Sager and Socolar do not blame the high health price tag on the state's 2006 health care reform law.

But, leaving aside hospital costs, which were the focus of the Sager/Socolar study, average health insurance premiums in Massachusetts are now highest in the nation. Since 2006, they've climbed at an annual rate of 30 percent in the individual market. For small businesses, premiums have risen at an average annual 5.8 rate. Per capita health spending in Massachusetts is now 27 percent higher than the national average. All this according to the state's own data.

"No single smoking gun explains the durable excess or the rebound [from decades earlier when Massachusetts hospital costs exceeded national costs by smaller margins]," the Sager/Socolar report concludes. "Many hospital, physician, payment, political, and other forces are at work."

Among these forces is terrific, state-of-the-art medical care at superb institutions. As the Wall Street Journal puts it, "Though some large hospital systems, especially in Boston, have the market power to drive prices higher, the state's own reports mainly show that the dominant reason health costs are rising is medical progress and technological innovation. Massachusetts health care, with its abundance of academic medical centers and high-quality specialists, is the envy of the world."

But these great hospitals are, many of them, highly compensated teaching hospitals. Indeed, even some smaller hospitals, including the Martha's Vineyard Hospital, because of its critical care access status, are paid at higher rates than institutions elsewhere. And then there's the nation's highest physician to population ratio, which we in Massachusetts enjoy.

What's to be done? The Patrick administration, beset budget-wise on all sides, proposes controls on insurance premiums and global payments for health services - in simple terms, one payment for soup-to-nuts treatment for a particular disease. The brute logic is that such payments will force hospitals, physician groups, and physicians to find efficiencies wherever they can squeeze them out.

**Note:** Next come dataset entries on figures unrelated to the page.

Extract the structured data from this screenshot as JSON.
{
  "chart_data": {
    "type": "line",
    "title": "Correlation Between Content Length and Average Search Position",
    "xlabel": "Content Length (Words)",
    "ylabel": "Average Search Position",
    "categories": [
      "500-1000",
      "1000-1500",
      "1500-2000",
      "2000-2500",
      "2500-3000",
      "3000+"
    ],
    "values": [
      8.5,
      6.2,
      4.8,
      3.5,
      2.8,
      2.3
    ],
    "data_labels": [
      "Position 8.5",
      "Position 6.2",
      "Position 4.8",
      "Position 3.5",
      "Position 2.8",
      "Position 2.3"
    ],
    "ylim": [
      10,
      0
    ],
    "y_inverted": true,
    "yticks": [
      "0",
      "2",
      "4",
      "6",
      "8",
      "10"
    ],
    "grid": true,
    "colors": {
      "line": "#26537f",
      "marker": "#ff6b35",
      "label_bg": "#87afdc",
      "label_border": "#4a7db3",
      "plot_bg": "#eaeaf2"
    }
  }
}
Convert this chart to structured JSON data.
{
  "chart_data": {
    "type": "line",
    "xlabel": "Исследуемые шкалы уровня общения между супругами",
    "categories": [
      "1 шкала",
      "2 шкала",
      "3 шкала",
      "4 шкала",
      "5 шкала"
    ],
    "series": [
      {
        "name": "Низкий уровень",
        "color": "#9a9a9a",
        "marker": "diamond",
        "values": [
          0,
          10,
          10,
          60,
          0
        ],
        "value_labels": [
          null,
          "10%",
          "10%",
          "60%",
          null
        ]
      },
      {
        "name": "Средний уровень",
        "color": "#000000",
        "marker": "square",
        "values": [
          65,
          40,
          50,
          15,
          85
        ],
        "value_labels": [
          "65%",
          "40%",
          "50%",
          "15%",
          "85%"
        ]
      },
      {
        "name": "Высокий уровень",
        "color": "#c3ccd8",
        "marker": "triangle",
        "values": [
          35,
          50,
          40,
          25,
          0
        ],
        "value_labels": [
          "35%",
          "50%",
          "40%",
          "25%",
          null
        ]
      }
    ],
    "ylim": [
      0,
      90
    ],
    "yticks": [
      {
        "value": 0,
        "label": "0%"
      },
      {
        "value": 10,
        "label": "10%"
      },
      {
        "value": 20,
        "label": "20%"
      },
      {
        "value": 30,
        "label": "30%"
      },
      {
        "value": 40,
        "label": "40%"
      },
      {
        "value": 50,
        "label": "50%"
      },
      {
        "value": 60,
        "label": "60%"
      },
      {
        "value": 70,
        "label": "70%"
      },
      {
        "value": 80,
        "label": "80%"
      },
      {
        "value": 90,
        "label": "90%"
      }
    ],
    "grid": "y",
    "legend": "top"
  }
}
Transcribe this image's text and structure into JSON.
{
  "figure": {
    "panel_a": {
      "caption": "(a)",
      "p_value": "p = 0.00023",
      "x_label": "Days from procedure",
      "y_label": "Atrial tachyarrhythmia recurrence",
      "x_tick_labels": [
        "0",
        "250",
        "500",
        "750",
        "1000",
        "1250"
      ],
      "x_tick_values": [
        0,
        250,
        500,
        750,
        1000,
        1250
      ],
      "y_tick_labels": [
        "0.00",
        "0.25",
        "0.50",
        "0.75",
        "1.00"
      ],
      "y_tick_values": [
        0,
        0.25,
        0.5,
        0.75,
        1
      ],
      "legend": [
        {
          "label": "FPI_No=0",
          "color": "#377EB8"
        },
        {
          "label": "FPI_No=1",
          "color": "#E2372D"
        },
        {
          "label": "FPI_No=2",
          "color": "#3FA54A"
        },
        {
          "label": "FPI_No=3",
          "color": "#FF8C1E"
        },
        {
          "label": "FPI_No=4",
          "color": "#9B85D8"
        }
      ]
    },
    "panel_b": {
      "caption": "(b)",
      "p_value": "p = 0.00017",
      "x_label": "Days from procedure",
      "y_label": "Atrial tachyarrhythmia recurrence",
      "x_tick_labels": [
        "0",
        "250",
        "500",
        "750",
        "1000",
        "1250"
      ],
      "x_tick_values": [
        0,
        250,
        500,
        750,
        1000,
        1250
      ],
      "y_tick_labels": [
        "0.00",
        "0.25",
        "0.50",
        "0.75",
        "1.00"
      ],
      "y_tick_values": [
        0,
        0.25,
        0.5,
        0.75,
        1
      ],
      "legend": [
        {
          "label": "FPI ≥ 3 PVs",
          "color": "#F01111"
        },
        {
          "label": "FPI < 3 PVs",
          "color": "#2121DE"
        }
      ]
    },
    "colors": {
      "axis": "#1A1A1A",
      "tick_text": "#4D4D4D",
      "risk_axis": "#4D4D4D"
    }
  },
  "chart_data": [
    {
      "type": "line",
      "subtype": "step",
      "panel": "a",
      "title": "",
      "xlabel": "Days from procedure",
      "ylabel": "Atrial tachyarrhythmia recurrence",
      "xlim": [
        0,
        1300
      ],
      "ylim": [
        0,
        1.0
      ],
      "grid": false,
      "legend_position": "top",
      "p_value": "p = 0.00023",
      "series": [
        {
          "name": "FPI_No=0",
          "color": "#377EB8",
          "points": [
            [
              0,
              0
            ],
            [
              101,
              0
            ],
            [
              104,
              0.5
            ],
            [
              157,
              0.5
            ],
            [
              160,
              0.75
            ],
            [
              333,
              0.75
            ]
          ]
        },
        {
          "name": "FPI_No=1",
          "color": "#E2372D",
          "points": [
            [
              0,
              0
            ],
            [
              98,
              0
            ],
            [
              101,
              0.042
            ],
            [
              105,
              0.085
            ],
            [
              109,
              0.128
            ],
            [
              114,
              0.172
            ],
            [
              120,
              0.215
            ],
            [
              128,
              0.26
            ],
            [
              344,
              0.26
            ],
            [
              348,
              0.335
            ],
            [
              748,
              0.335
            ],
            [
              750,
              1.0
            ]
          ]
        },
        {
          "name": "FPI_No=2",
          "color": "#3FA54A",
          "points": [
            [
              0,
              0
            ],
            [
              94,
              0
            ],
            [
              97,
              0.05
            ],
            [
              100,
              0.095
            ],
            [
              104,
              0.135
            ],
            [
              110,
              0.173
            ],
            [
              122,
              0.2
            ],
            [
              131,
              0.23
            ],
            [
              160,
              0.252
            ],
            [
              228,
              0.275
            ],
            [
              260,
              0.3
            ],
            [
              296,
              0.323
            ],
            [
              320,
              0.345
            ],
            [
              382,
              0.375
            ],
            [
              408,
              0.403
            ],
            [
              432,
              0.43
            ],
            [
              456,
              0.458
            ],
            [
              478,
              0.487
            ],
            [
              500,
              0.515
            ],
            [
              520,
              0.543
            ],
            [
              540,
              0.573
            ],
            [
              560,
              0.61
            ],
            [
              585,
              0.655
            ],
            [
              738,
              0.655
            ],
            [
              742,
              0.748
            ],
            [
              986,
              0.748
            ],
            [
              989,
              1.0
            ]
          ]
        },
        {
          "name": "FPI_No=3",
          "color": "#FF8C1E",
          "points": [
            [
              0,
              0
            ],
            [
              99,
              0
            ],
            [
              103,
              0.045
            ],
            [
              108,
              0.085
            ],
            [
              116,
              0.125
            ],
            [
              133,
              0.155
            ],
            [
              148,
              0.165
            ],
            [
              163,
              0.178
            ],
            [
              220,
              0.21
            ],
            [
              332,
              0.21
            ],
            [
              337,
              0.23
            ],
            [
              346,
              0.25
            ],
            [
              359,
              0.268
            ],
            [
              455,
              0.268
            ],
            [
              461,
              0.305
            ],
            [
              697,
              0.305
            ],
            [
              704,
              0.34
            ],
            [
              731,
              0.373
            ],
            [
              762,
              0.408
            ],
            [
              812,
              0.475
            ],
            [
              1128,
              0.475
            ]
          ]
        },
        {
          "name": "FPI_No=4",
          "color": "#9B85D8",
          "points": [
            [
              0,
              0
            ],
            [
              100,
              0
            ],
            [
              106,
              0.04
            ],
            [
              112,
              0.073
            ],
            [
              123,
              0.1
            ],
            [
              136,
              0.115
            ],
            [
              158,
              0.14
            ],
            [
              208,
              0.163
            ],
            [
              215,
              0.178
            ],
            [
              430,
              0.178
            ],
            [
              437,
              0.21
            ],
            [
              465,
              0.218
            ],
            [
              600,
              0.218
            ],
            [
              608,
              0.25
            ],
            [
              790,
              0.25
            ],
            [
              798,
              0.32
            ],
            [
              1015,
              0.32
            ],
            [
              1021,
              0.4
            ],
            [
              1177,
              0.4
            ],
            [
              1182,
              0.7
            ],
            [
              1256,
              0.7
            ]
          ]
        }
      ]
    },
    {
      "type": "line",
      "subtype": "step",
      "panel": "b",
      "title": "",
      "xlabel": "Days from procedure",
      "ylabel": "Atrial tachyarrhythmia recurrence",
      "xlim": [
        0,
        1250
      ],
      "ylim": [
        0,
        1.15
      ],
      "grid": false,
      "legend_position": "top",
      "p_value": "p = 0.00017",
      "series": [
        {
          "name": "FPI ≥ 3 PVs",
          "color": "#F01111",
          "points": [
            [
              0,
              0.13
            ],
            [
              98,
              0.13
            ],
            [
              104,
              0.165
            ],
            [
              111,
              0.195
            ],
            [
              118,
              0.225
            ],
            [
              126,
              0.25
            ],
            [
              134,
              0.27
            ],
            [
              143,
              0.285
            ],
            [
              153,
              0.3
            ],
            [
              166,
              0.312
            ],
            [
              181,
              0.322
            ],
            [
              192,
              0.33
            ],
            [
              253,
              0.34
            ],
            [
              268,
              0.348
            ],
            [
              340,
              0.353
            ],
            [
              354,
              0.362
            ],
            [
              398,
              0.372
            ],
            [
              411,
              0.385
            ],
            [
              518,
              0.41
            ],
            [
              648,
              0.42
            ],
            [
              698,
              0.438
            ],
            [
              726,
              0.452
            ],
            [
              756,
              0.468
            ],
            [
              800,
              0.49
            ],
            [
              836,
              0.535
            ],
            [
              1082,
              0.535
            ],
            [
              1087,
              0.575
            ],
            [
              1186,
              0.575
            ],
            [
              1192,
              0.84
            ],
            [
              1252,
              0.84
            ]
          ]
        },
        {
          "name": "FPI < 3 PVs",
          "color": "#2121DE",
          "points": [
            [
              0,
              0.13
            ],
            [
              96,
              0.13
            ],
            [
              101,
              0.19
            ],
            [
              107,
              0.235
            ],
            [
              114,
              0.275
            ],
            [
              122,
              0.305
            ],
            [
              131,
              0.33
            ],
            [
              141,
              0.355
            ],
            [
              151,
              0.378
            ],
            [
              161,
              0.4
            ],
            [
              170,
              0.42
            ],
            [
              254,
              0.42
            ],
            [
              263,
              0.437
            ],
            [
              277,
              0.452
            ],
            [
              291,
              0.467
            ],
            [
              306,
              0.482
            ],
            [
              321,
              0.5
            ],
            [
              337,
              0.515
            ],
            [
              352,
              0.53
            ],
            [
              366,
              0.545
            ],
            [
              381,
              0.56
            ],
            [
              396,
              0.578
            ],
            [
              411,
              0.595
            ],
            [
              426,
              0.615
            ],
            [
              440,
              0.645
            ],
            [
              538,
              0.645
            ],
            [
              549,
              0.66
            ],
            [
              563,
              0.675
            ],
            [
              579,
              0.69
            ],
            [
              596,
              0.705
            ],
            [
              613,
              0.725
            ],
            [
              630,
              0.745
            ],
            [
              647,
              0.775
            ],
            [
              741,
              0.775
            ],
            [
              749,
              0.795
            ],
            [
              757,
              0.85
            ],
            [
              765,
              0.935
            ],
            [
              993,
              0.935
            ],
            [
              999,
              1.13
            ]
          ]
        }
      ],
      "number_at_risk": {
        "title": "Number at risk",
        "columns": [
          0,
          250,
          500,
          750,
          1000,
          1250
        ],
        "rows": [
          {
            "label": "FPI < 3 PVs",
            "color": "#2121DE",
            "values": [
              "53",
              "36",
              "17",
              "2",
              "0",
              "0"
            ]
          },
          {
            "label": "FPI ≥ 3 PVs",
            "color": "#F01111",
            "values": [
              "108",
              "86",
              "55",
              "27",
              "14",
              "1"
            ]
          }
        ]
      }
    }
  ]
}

You will judge for yourself whether that means that services and choice will inevitably be limited, and whether the health care system that is the "envy of the world" will remain such.

Sager and Socolar suggest a more calibrated - really, more rational - approach to discovering a solution: "We have long urged that more money to finance business as usual in health care is both unaffordable and unnecessary. Both free markets and regulations have failed, resulting in financial anarchy and higher health costs. Most past efforts to contain hospital costs have failed about as badly here as nationally. But there have been some successes. It will be helpful to recall the forces that squeezed the state's hospital excess to 30 percent in 1996."

In 1996, Massachusetts hospital spending, driven downward by managed care and other, similar efforts, was just 30 percent greater than the national average. It was a significant improvement, because in the mid-1970s, Massachusetts spending exceeded the national average by 52 percent. Call it progress if you must, but now the margin is even greater, and promising to grow.